There is some value in this, as observation is a core part of design research. If you’re designing a new chair, it’s very helpful to study the way people sit on different objects - and what they do while sitting. However, in my mind, there’s a difference between observing an inanimate environment - like an office - and studying what someone does in an office (ethnography).
In my design experience, ethnography can be incredibly valuable, as it focuses on action and behaviour. In story design - and in life - it's important that we learn to differentiate between what writers refer to as "characteristics" - what you wear, how you walk - and "character" - the way you behave, the decisions you make, the actions you take. If we only observe someone's "characteristics", we risk falling prey to assumptions and stereotypes.

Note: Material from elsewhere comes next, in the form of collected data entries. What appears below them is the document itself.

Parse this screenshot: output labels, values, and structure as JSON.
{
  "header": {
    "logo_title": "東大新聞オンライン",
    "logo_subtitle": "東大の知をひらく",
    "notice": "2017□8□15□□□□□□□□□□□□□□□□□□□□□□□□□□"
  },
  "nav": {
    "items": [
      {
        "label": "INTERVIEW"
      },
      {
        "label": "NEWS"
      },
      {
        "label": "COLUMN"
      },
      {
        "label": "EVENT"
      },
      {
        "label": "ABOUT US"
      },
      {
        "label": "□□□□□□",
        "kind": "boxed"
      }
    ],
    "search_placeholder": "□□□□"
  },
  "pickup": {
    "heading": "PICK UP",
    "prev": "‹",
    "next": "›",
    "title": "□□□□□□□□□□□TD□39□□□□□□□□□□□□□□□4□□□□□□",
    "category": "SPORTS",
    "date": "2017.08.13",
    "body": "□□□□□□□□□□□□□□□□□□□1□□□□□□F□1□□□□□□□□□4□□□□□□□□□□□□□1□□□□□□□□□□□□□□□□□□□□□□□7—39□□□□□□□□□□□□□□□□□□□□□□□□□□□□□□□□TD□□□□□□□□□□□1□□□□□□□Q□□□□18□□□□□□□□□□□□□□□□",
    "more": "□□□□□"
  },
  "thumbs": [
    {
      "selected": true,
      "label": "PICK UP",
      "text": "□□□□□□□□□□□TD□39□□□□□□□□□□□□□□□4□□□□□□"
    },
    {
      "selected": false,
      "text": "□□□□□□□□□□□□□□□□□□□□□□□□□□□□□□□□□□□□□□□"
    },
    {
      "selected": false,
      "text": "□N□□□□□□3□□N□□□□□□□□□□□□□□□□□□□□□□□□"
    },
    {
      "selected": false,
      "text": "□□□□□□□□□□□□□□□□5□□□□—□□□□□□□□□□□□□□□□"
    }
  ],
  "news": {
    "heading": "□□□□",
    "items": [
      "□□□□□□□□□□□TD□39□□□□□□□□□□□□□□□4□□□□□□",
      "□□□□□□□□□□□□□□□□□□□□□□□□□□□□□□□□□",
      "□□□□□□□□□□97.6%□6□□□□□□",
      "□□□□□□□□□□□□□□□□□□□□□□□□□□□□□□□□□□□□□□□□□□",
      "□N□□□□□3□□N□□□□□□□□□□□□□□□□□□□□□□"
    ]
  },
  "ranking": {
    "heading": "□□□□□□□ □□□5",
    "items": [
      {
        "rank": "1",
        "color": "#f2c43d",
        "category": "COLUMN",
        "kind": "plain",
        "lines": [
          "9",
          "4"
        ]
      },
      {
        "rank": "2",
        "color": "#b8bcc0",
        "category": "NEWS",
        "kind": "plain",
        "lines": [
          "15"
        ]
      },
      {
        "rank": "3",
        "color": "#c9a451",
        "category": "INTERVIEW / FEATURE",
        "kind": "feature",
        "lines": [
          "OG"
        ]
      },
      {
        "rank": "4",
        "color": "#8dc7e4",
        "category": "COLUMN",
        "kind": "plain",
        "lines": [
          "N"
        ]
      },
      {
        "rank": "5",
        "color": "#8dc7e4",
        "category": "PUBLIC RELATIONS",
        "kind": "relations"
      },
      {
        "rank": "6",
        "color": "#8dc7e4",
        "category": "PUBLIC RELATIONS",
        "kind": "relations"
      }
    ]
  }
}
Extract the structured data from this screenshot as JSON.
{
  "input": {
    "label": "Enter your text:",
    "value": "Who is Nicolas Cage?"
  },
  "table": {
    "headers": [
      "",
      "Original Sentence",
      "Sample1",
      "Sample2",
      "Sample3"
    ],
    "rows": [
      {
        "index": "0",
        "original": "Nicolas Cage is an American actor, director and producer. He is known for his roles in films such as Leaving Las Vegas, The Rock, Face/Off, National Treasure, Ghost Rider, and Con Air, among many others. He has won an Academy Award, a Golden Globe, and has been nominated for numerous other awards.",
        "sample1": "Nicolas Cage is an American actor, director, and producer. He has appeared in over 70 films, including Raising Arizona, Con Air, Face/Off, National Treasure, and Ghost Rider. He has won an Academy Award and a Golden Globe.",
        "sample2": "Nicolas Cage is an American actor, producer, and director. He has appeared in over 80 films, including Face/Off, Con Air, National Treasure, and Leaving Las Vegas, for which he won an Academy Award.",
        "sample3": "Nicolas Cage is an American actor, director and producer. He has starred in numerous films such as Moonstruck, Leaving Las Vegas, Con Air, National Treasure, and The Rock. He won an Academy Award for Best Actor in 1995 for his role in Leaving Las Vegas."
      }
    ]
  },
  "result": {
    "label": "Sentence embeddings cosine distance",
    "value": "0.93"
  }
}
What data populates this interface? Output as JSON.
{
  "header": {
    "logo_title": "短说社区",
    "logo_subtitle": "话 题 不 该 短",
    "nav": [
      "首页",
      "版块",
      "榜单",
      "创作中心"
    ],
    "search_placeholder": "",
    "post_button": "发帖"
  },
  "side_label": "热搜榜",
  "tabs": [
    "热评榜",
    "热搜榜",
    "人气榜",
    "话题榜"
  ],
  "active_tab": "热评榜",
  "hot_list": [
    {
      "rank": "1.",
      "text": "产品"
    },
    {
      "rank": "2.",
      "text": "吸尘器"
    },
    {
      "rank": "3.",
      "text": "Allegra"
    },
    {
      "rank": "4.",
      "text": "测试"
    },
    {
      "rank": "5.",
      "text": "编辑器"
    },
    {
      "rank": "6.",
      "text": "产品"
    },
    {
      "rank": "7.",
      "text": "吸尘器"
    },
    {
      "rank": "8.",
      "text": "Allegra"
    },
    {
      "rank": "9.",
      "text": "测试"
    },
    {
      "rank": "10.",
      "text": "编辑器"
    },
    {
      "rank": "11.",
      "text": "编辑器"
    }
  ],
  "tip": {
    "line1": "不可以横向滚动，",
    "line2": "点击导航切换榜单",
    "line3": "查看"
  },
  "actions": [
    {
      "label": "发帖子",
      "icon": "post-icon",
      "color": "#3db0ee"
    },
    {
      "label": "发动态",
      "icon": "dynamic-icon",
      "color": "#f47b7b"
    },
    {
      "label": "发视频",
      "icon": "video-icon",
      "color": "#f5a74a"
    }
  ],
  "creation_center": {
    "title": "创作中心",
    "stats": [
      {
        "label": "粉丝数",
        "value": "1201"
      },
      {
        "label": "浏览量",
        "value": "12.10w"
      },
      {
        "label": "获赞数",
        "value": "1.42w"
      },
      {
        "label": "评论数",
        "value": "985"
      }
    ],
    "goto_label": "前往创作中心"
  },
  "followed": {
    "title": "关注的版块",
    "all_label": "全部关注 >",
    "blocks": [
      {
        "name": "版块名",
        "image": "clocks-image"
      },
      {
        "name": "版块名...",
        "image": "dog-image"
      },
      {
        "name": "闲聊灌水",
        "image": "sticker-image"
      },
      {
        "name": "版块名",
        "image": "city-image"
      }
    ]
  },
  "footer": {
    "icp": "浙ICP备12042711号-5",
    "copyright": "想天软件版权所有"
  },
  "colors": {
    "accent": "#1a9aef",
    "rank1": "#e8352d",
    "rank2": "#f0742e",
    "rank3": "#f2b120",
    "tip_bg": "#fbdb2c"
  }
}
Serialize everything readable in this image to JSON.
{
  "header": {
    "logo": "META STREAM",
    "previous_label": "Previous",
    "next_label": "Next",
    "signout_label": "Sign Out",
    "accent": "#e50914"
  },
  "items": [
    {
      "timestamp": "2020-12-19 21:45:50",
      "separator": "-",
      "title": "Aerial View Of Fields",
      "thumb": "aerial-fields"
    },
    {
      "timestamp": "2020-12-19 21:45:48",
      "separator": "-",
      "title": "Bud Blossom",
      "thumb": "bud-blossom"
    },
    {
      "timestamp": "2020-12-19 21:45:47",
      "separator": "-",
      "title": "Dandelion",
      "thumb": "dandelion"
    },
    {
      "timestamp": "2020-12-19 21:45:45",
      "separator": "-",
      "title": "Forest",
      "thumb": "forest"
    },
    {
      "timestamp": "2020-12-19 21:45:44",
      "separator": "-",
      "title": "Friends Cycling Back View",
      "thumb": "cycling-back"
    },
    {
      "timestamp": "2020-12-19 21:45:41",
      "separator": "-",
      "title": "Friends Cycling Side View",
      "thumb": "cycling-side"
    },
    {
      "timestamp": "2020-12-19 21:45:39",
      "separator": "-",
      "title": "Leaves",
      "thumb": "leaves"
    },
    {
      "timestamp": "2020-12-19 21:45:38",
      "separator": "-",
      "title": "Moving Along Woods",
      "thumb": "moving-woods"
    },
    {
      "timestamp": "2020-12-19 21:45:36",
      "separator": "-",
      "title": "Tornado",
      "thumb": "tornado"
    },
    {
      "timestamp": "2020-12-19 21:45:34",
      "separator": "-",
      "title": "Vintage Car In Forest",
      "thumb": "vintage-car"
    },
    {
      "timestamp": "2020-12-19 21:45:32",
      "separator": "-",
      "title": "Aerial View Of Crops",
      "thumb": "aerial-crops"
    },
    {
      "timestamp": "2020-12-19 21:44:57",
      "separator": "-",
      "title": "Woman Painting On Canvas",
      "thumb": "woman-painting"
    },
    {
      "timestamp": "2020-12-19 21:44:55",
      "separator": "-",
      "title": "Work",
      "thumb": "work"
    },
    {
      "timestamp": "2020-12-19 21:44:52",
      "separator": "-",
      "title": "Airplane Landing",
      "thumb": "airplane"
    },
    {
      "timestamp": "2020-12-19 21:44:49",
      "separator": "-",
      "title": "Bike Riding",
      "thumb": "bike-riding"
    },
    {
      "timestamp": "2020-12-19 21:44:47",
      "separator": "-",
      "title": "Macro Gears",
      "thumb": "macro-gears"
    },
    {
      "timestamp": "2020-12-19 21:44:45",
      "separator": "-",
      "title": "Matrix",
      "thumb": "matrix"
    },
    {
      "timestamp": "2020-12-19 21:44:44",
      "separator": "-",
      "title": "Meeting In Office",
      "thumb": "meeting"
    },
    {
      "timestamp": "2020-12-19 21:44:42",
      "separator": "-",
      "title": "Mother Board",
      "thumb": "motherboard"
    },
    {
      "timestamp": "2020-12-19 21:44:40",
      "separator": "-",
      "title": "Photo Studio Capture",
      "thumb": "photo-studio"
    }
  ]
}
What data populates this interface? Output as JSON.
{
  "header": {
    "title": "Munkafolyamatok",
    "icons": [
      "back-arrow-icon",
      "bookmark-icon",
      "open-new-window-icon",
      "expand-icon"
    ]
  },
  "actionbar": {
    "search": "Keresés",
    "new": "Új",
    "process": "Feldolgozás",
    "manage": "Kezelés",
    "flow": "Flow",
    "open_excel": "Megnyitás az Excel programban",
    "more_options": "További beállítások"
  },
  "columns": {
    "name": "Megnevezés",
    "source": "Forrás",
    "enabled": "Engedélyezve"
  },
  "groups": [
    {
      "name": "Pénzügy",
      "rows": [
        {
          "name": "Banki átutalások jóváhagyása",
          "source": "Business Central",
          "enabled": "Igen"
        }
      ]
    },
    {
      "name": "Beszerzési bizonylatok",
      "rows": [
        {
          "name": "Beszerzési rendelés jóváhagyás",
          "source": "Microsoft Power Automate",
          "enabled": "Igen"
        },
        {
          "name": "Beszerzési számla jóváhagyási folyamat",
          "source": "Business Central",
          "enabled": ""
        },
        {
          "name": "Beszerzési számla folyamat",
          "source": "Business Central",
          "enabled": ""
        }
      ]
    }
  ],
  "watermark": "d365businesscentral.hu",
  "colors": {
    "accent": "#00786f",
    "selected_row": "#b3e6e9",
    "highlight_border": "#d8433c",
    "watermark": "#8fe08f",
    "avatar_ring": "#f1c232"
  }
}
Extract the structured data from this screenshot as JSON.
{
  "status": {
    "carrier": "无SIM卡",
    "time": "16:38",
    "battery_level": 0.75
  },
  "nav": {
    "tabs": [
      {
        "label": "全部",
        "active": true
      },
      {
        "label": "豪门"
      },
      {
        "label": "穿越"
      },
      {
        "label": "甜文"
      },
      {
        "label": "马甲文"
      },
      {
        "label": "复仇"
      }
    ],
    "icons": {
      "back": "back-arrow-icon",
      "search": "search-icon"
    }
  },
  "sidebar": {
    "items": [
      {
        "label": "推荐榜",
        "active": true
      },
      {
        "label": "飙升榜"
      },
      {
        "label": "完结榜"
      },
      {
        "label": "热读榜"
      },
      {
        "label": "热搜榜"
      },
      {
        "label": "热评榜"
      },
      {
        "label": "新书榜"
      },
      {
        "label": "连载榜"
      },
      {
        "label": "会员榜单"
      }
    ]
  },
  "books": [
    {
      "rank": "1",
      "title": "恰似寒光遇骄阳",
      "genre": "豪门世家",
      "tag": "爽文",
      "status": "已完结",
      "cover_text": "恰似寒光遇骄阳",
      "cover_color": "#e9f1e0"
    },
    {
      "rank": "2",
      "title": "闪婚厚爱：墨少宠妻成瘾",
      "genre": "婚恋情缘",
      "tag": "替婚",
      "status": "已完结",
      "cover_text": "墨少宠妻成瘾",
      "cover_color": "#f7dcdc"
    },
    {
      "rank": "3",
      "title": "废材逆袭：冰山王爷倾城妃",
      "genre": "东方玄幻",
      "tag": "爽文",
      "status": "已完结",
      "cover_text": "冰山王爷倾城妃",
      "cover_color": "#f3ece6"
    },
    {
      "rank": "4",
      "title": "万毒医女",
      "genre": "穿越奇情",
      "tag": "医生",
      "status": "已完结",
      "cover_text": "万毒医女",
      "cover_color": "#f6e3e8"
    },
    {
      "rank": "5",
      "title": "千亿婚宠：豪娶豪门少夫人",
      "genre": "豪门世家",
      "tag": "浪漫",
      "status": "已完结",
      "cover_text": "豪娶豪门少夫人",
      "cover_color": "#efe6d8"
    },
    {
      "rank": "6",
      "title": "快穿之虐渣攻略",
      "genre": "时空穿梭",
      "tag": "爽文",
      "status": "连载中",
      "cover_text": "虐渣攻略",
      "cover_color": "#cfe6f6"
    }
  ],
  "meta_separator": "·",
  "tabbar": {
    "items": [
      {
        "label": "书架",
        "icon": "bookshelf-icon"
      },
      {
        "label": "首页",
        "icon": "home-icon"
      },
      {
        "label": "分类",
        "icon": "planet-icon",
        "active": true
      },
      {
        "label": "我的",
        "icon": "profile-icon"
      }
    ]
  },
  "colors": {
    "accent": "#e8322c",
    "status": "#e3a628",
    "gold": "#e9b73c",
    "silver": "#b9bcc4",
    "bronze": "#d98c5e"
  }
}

For example, if you observe my office, you’ll note that I have a pair of pink baby shoes hanging on the door. You'd probably assume that they belonged to me or one of my kids once upon a time. Wrong. I don't have kids. But I do tend to get impatient when things take too long to happen. So, the baby booties remind me to be patient and take baby steps. Similarly, if you go into a new client’s office and see that he has an incense burner on his desk, you might assume that he’s a right-brained, artsy-fartsy. However, if you ask him to tell you the story of the incense burner - what he did to acquire it and why - you might discover that it was a gift from his recently deceased wife, and he keeps it on his desk to remind him of her.
If we rely too heavily on observations to inform the way we try to influence someone, we risk jumping to incorrect conclusions. Which could also ruin any chance we have of influencing his decisions. And let’s face it - influence is the holy grail we all seek. We need it every day - to make sales, get jobs, advance strategy, win hearts and change minds.
Designing a strategy to influence someone is just like any other kind of design process. You have a problem to solve (how to create influence) and you need to do some design research to inform the way you create your solution. Although observation and ethnography can generate helpful insight, both approaches force you to try to “fill in the blanks” about what people do and why they do it. They're one or more steps removed from the action. But - if you ask for and carefully analyze a person's stories instead -you can generate first-hand data about his actions and decision-making that enable you to design your influence strategy based on his actual choices and actions (rather than assumptions about those actions).